Published: July 14, 2017
by Tobias Pleyer
Tags: parser

Parser nomenclature

My systematic way to parser theory

Parsers and compilers have always fascinated me. In the very beginning they were just buzzwords standing for the magical black boxes that turn the code of your favourite programming language into something that your computer can execute.

Generating machine executable code sure is amongst the most important use cases for parsers and compilers. But this is not the whole story. Basically every occasion very structured input of some sort has to be transformed into structured output, a parser/compiler setup is needed.

At first I was willing to accept the black box view and didn’t bother too much to dig deeper. As of lately I feel more and more interested in the topic. Over the last months I caught myself reading some articles or tutorials about parsers. The frequency of those occasions is increasing. In the next time I want to devote a couple of posts to parser. I’ll focus on parsers. Compilers are an even more complicated topic and I feel that it would overwhelm me to tackle it now.

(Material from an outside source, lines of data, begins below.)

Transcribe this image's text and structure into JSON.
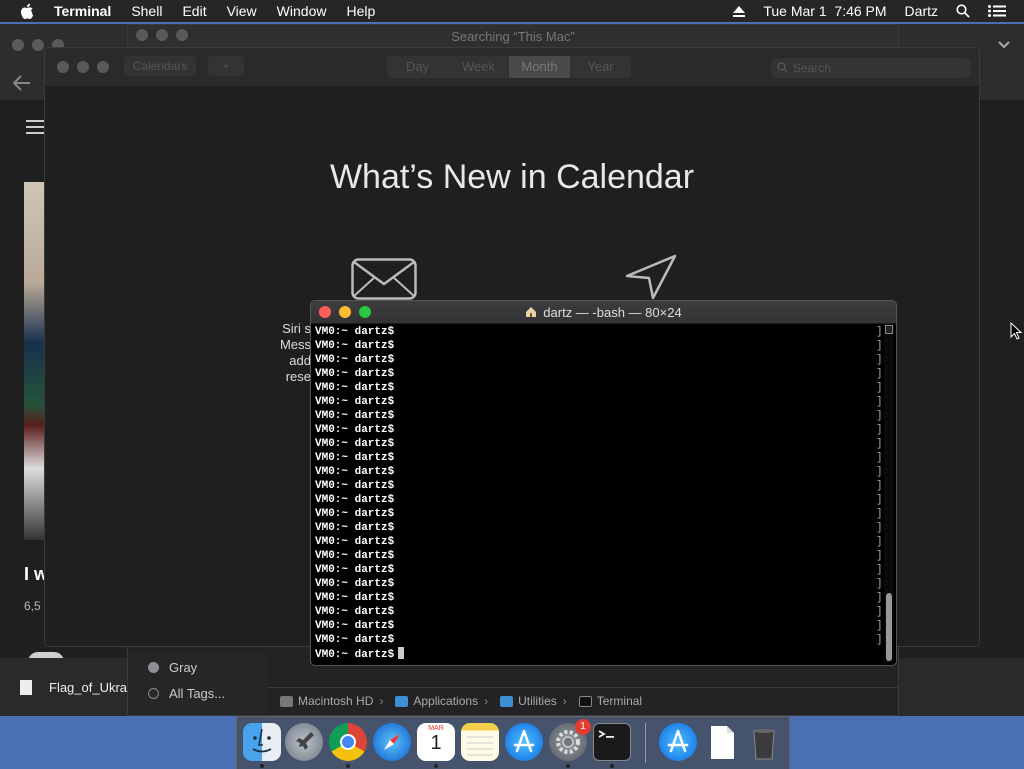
{
  "menubar": {
    "app_name": "Terminal",
    "menus": [
      "Shell",
      "Edit",
      "View",
      "Window",
      "Help"
    ],
    "datetime": "Tue Mar 1  7:46 PM",
    "user": "Dartz",
    "icons": [
      "apple-icon",
      "eject-icon",
      "spotlight-icon",
      "notification-center-icon"
    ]
  },
  "browser": {
    "partial_title": "I w",
    "partial_count": "6,5",
    "download_filename": "Flag_of_Ukra"
  },
  "finder": {
    "title": "Searching “This Mac”",
    "tags": [
      {
        "label": "Gray",
        "color": "#8e8e93"
      },
      {
        "label": "All Tags...",
        "color": "#3a3a3c"
      }
    ],
    "path": [
      "Macintosh HD",
      "Applications",
      "Utilities",
      "Terminal"
    ]
  },
  "calendar": {
    "toolbar_calendars": "Calendars",
    "toolbar_add": "+",
    "views": [
      "Day",
      "Week",
      "Month",
      "Year"
    ],
    "active_view": "Month",
    "search_placeholder": "Search",
    "heading": "What’s New in Calendar",
    "siri_text": [
      "Siri s",
      "Mess",
      "add",
      "rese"
    ]
  },
  "terminal": {
    "title": "dartz — -bash — 80×24",
    "prompt": "VM0:~ dartz$",
    "line_count": 24
  },
  "dock": {
    "apps": [
      "Finder",
      "Launchpad",
      "Google Chrome",
      "Safari",
      "Calendar",
      "Notes",
      "App Store",
      "System Preferences",
      "Terminal",
      "Downloads",
      "Document",
      "Trash"
    ],
    "calendar_month": "MAR",
    "calendar_day": "1",
    "sysprefs_badge": "1"
  },
  "colors": {
    "close": "#ff5f57",
    "minimize": "#febc2e",
    "zoom": "#28c840"
  }
}
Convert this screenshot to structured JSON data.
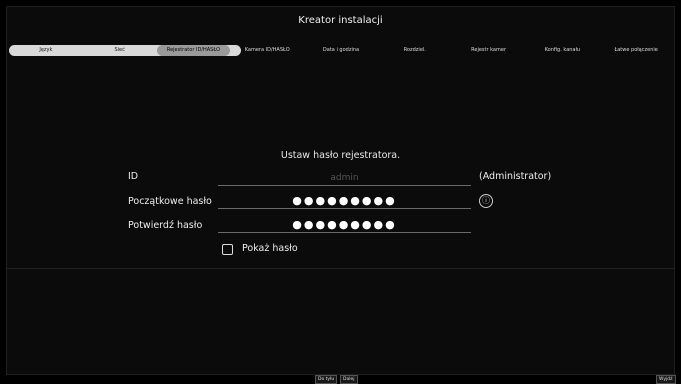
{
  "window": {
    "title": "Kreator instalacji"
  },
  "steps": [
    {
      "label": "Język"
    },
    {
      "label": "Sieć"
    },
    {
      "label": "Rejestrator ID/HASŁO"
    },
    {
      "label": "Kamera ID/HASŁO"
    },
    {
      "label": "Data i godzina"
    },
    {
      "label": "Rozdziel."
    },
    {
      "label": "Rejestr kamer"
    },
    {
      "label": "Konfig. kanału"
    },
    {
      "label": "Łatwe połączenie"
    }
  ],
  "form": {
    "heading": "Ustaw hasło rejestratora.",
    "id_label": "ID",
    "id_value": "admin",
    "id_note": "(Administrator)",
    "initial_password_label": "Początkowe hasło",
    "initial_password_mask": "●●●●●●●●●",
    "confirm_password_label": "Potwierdź hasło",
    "confirm_password_mask": "●●●●●●●●●",
    "show_password_label": "Pokaż hasło",
    "info_icon": "ⓘ"
  },
  "footer": {
    "back_label": "Do tyłu",
    "next_label": "Dalej",
    "exit_label": "Wyjdź"
  }
}
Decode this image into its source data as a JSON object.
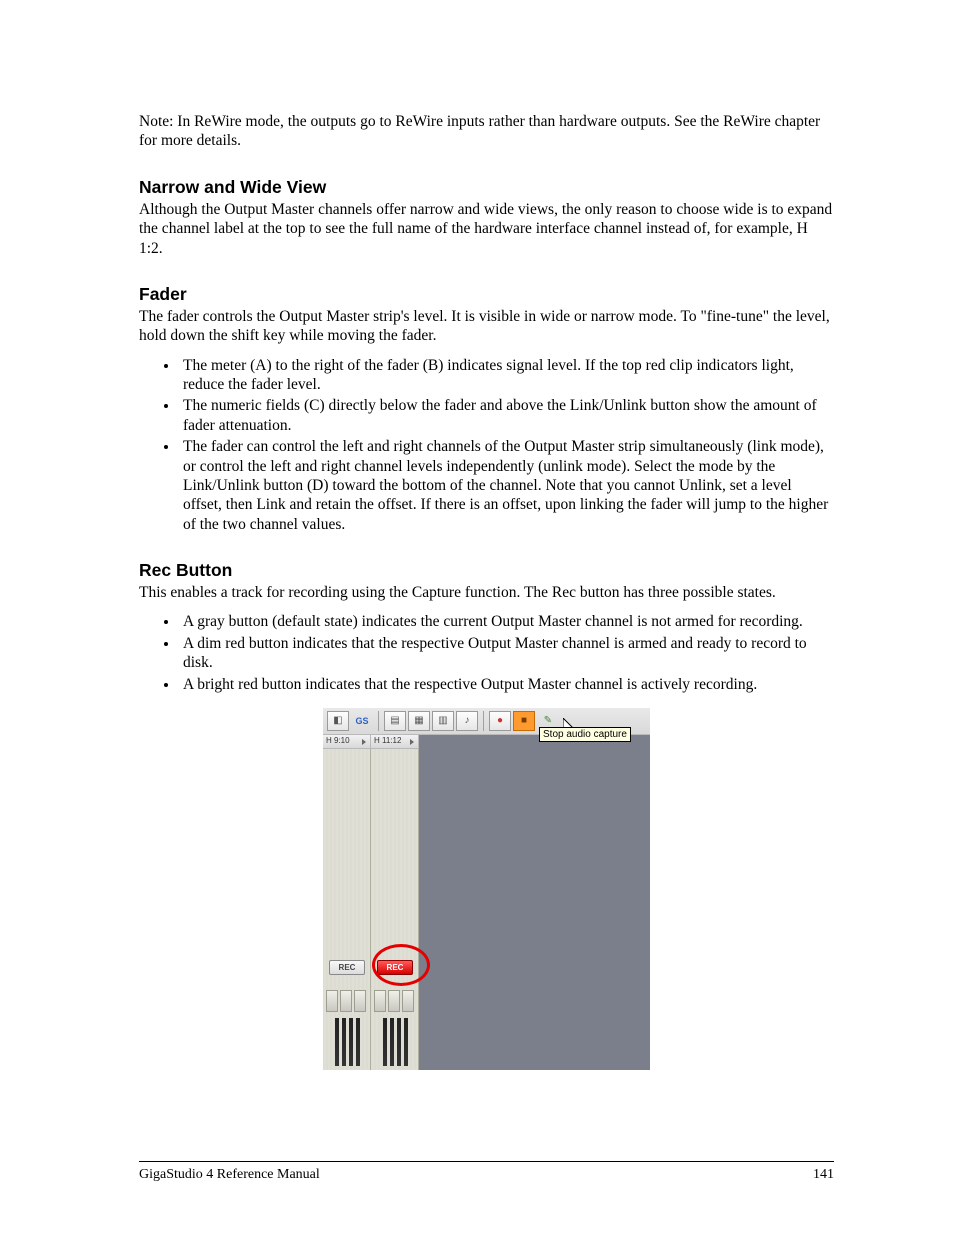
{
  "note": "Note: In ReWire mode, the outputs go to ReWire inputs rather than hardware outputs. See the ReWire chapter for more details.",
  "sections": {
    "narrow_wide": {
      "heading": "Narrow and Wide View",
      "body": "Although the Output Master channels offer narrow and wide views, the only reason to choose wide is to expand the channel label at the top to see the full name of the hardware interface channel instead of, for example, H 1:2."
    },
    "fader": {
      "heading": "Fader",
      "body": "The fader controls the Output Master strip's level. It is visible in wide or narrow mode. To \"fine-tune\" the level, hold down the shift key while moving the fader.",
      "bullets": [
        "The meter (A) to the right of the fader (B) indicates signal level. If the top red clip indicators light, reduce the fader level.",
        "The numeric fields (C) directly below the fader and above the Link/Unlink button show the amount of fader attenuation.",
        "The fader can control the left and right channels of the Output Master strip simultaneously (link mode), or control the left and right channel levels independently (unlink mode). Select the mode by the Link/Unlink button (D) toward the bottom of the channel. Note that you cannot Unlink, set a level offset, then Link and retain the offset. If there is an offset, upon linking the fader will jump to the higher of the two channel values."
      ]
    },
    "rec": {
      "heading": "Rec Button",
      "body": "This enables a track for recording using the Capture function. The Rec button has three possible states.",
      "bullets": [
        "A gray button (default state) indicates the current Output Master channel is not armed for recording.",
        "A dim red button indicates that the respective Output Master channel is armed and ready to record to disk.",
        "A bright red button indicates that the respective Output Master channel is actively recording."
      ]
    }
  },
  "screenshot": {
    "channels": [
      "H 9:10",
      "H 11:12"
    ],
    "rec_labels": [
      "REC",
      "REC"
    ],
    "tooltip": "Stop audio capture",
    "toolbar_icons": [
      "app-icon",
      "gs-icon",
      "view1-icon",
      "view2-icon",
      "view3-icon",
      "piano-icon",
      "record-icon",
      "stop-capture-icon",
      "disk-icon"
    ]
  },
  "footer": {
    "title": "GigaStudio 4 Reference Manual",
    "page": "141"
  }
}
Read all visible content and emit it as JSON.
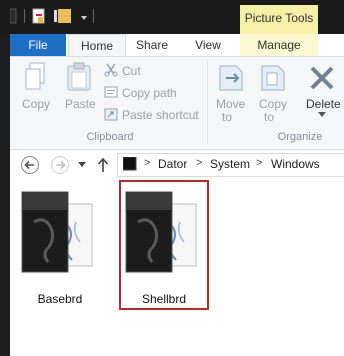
{
  "window": {
    "contextual_tab": "Picture Tools"
  },
  "ribbon": {
    "tabs": [
      "File",
      "Home",
      "Share",
      "View",
      "Manage"
    ],
    "clipboard": {
      "copy": "Copy",
      "paste": "Paste",
      "cut": "Cut",
      "copy_path": "Copy path",
      "paste_shortcut": "Paste shortcut",
      "group": "Clipboard"
    },
    "organize": {
      "move_to_1": "Move",
      "move_to_2": "to",
      "copy_to_1": "Copy",
      "copy_to_2": "to",
      "delete": "Delete",
      "group": "Organize"
    }
  },
  "address": {
    "crumbs": [
      "Dator",
      "System",
      "Windows"
    ]
  },
  "files": [
    {
      "name": "Basebrd"
    },
    {
      "name": "Shellbrd"
    }
  ],
  "colors": {
    "file_tab": "#1f6fc5",
    "picture_tools": "#f5f0a8",
    "selection_border": "#b52c2c"
  }
}
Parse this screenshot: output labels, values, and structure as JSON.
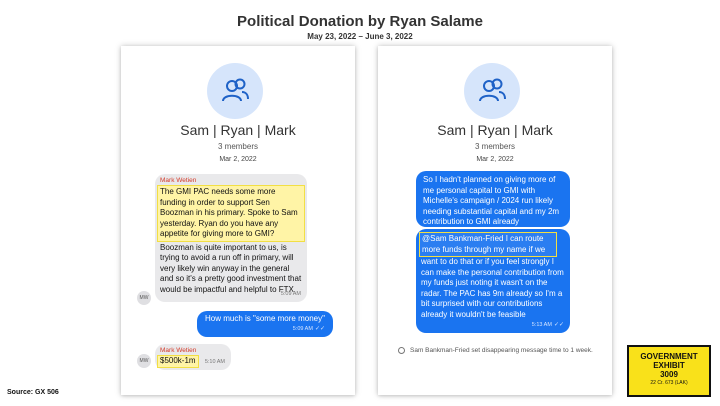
{
  "header": {
    "title": "Political Donation by Ryan Salame",
    "date_range": "May 23, 2022 – June 3, 2022"
  },
  "left_panel": {
    "group_name": "Sam | Ryan | Mark",
    "members": "3 members",
    "date": "Mar 2, 2022",
    "msg1": {
      "sender": "Mark Wetien",
      "highlighted_text": "The GMI PAC needs some more funding in order to support Sen Boozman in his primary. Spoke to Sam yesterday. Ryan do you have any appetite for giving more to GMI?",
      "text": "Boozman is quite important to us, is trying to avoid a run off in primary, will very likely win anyway in the general and so it's a pretty good investment that would be impactful and helpful to FTX",
      "time": "5:09 AM",
      "avatar": "MW"
    },
    "msg2": {
      "text": "How much is \"some more money\"",
      "time": "5:09 AM"
    },
    "msg3": {
      "sender": "Mark Wetien",
      "text": "$500k-1m",
      "time": "5:10 AM",
      "avatar": "MW"
    }
  },
  "right_panel": {
    "group_name": "Sam | Ryan | Mark",
    "members": "3 members",
    "date": "Mar 2, 2022",
    "msg1": {
      "text": "So I hadn't planned on giving more of me personal capital to GMI with Michelle's campaign / 2024 run likely needing substantial capital and my 2m contribution to GMI already"
    },
    "msg2": {
      "highlighted_text": "@Sam Bankman-Fried I can route more funds through my name if we",
      "text": "want to do that or if you feel strongly I can make the personal contribution from my funds just noting it wasn't on the radar. The PAC has 9m already so I'm a bit surprised with our contributions already it wouldn't be feasible",
      "time": "5:13 AM"
    },
    "system_message": "Sam Bankman-Fried set disappearing message time to 1 week."
  },
  "footer": {
    "source": "Source: GX 506",
    "exhibit_line1": "GOVERNMENT",
    "exhibit_line2": "EXHIBIT",
    "exhibit_number": "3009",
    "exhibit_case": "22 Cr. 673 (LAK)"
  },
  "colors": {
    "blue_bubble": "#1a74f0",
    "gray_bubble": "#e9e9eb",
    "highlight": "#f2df44",
    "exhibit_bg": "#f9e11a",
    "sender": "#d43b2a"
  },
  "icons": {
    "group_avatar": "people-icon",
    "read_receipt": "double-check-icon",
    "timer": "clock-icon"
  }
}
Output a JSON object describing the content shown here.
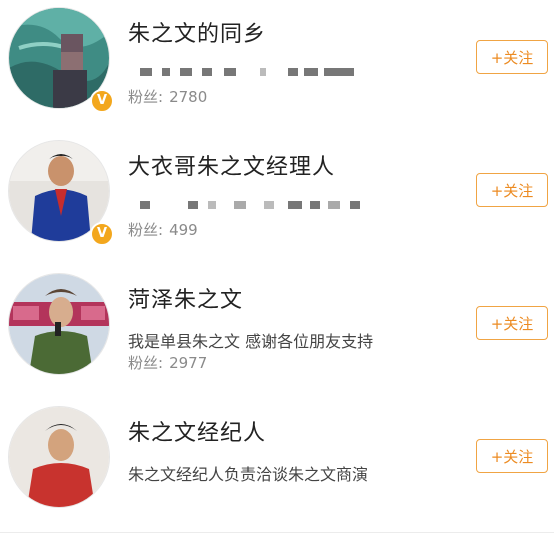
{
  "colors": {
    "accent": "#ec8b22",
    "verified_badge": "#f3a71d"
  },
  "users": [
    {
      "name": "朱之文的同乡",
      "description": "",
      "fans_label": "粉丝:",
      "fans_count": "2780",
      "follow_label": "+关注",
      "verified": true
    },
    {
      "name": "大衣哥朱之文经理人",
      "description": "",
      "fans_label": "粉丝:",
      "fans_count": "499",
      "follow_label": "+关注",
      "verified": true
    },
    {
      "name": "菏泽朱之文",
      "description": "我是单县朱之文 感谢各位朋友支持",
      "fans_label": "粉丝:",
      "fans_count": "2977",
      "follow_label": "+关注",
      "verified": false
    },
    {
      "name": "朱之文经纪人",
      "description": "朱之文经纪人负责洽谈朱之文商演",
      "follow_label": "+关注",
      "verified": false
    }
  ]
}
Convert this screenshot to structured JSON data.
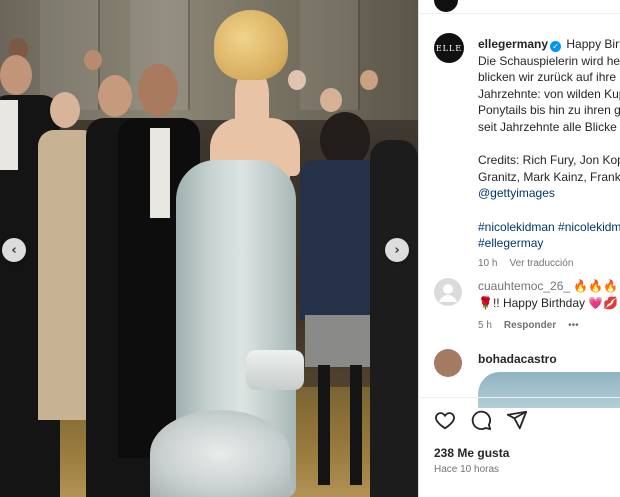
{
  "post": {
    "user": "ellegermany",
    "avatar_text": "ELLE",
    "caption_lines": [
      "Happy Birth",
      "Die Schauspielerin wird heu",
      "blicken wir zurück auf ihre",
      "Jahrzehnte: von wilden Kup",
      "Ponytails bis hin zu ihren g",
      "seit Jahrzehnte alle Blicke a"
    ],
    "credits_lines": [
      "Credits: Rich Fury, Jon Kopa",
      "Granitz, Mark Kainz, Frank T"
    ],
    "credits_link": "@gettyimages",
    "hashtags_line1": "#nicolekidman #nicolekidm",
    "hashtags_line2": "#ellegermay",
    "time": "10 h",
    "see_translation": "Ver traducción"
  },
  "comments": [
    {
      "user": "cuauhtemoc_26_",
      "text_suffix": "🔥🔥🔥",
      "line2": "🌹!! Happy Birthday 💗💋",
      "time": "5 h",
      "reply": "Responder",
      "more": "•••",
      "avatar_color": "#dbdbdb"
    },
    {
      "user": "bohadacastro",
      "avatar_color": "#a57a62"
    }
  ],
  "engagement": {
    "likes": "238 Me gusta",
    "posted": "Hace 10 horas"
  },
  "nav": {
    "prev": "‹",
    "next": "›"
  },
  "colors": {
    "accent": "#0095f6",
    "link": "#00376b",
    "muted": "#737373"
  },
  "icons": [
    "heart-icon",
    "comment-icon",
    "share-icon",
    "chevron-left-icon",
    "chevron-right-icon",
    "verified-icon"
  ]
}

I plan to have a more systematic approach to the topic. A first step is to gain an overview of the terminology landscape. When you read about parsers certain words will come up over and over again and it is mandatory to know them. In the following I’ll list some of them, mainly as a reference for myself.

Terminology

General

Word Meaning
Backtracking The parser moves back (rewinds) the token stream
LL(k) grammar If a LL(k) parser exists that can parse this grammar without backtracking

Parser types

Acronym Description
LL(k) parser Left to right parser with leftmost derivation that uses k tokens for lookahead
LR(k) parser Left to right parser with righmost derivation in reverse with k peek tokens
Recursive descent parser A parser that is made out of mutually recursive procedures calling each other as they consume the tokens
Top-down parser Parser starting with the smallest details first
Bottom-up parser Parser starting with the overal structure first
Shift reduce parsers Table-driven bottom-up parsing
Precedence parsers Bottom-up parser for context-free grammars that can be used only by simple precedence grammars
Deterministic parser A parser that does not require backtracking

Grammars

Word Meaning
Formal grammar A set of production rules for strings in a formal language
Context free grammar A set of production rules that describe all possible strings in a given formal language

Closing words

I know that this article is stil fairly incomplete. The area of parser and their theory is a pretty vast one. As a first go I was throwing everything in that I have heart about or I stumbled upon while reading about parsers. I plan to come back to hear and update this article while I learn more about parsers.